“I always knew I wanted to work in the field of mental health and I knew I wanted to begin by counseling first responders in the fire department, which I did to start my transition in the field.”
What was your path to becoming a therapist?
Working as a therapist is my second career. For 11 years before obtaining my counseling degrees, I worked as a paramedic for the New York Fire Department. I always knew I wanted to work in the field of mental health and I knew I wanted to begin by counseling first responders in the fire department, which I did to start my transition in the field. I have worked with substance abuse clients and in general mental health and my degree (LMHC) is trauma and crisis-focused.
What should someone know about working with you?
Clients who work with me are provided services through a telehealth platform. I invite my clients to partake in homework assignments, which allows them to take on a part of the therapeutic process outside of the session and continue the work. I often work with adults and uniformed service personnel.
What do you do to continue learning and building competencies as a provider?
Currently, I am a doctoral student studying clinical psychology. I continue my education through this program and by attending workshops and webinars and taking part in different organizations that promote mental health. I believe it is very important to keep our educational knowledge growing throughout our careers. I also believe that collaborating with other professionals affords the client a holistic and well-rounded approach to their treatment. This increases the benefit of therapy.
How do your core values shape your approach to therapy?
My core values shape my approach since I am a firm believer in practicing what you preach and teach. As a cognitive behavioral therapist, I focus a lot on how cognition impacts feelings and behaviors. Approaching things from this viewpoint allows me to analytically view the situations and experiences around me. It allows me to practice the coping skills and tools that I offer my clients. As a therapist of color, I recognize that understanding cultural competence is crucial to individuals of all backgrounds, races, and ethnicities. Being open to understanding a different culture allows the therapist to continue to grow their competence over their professional lifetime.
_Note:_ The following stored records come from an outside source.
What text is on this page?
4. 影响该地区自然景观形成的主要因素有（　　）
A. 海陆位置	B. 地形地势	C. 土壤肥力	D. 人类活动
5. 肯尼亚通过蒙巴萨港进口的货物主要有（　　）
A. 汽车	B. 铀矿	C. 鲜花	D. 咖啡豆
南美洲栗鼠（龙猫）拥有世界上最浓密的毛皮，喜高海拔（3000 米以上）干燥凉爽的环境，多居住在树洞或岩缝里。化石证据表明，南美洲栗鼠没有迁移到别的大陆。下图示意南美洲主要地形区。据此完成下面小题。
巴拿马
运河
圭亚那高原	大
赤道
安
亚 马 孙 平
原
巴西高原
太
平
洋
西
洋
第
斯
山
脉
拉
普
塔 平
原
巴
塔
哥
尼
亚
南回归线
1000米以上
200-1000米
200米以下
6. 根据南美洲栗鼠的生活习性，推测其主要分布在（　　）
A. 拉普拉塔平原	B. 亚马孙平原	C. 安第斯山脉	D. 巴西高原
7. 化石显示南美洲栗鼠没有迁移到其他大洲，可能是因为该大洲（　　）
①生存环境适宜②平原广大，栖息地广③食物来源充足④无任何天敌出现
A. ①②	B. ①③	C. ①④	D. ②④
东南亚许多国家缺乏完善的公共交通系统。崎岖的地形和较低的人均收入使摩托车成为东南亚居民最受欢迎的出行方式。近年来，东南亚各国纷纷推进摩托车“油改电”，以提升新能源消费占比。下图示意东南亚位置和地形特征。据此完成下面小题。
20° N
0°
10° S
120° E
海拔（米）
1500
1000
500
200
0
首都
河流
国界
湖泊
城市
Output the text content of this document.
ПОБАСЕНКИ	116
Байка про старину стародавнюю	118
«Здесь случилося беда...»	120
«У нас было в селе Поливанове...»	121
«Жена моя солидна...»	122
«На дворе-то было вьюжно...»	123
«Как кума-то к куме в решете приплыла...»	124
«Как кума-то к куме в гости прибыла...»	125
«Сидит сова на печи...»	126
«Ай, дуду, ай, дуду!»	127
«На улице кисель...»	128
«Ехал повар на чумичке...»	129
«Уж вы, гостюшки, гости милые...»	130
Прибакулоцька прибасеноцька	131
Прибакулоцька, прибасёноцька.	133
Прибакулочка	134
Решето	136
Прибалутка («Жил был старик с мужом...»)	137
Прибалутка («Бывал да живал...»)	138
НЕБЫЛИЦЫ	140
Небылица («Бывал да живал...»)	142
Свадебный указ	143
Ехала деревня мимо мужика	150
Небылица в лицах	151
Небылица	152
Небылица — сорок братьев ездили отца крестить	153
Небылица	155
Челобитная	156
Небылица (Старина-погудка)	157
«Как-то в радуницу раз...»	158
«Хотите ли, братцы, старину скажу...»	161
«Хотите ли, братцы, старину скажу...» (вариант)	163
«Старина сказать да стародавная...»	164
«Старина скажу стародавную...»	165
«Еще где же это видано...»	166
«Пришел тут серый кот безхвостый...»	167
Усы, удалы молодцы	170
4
What are you most excited about within the evolving mental health landscape?
I am very excited that telehealth gives individuals access to therapy. It opens the door to a different avenue, which allows for consistency and room for development in the future. As a therapist, it’s rewarding to offer services in this alternative way because it provides services to those who don’t have the resources or who are unable to muster up the strength to reach an office.
“I have worked with substance abuse clients and in general mental health and my degree (LMHC) is trauma and crisis-focused.”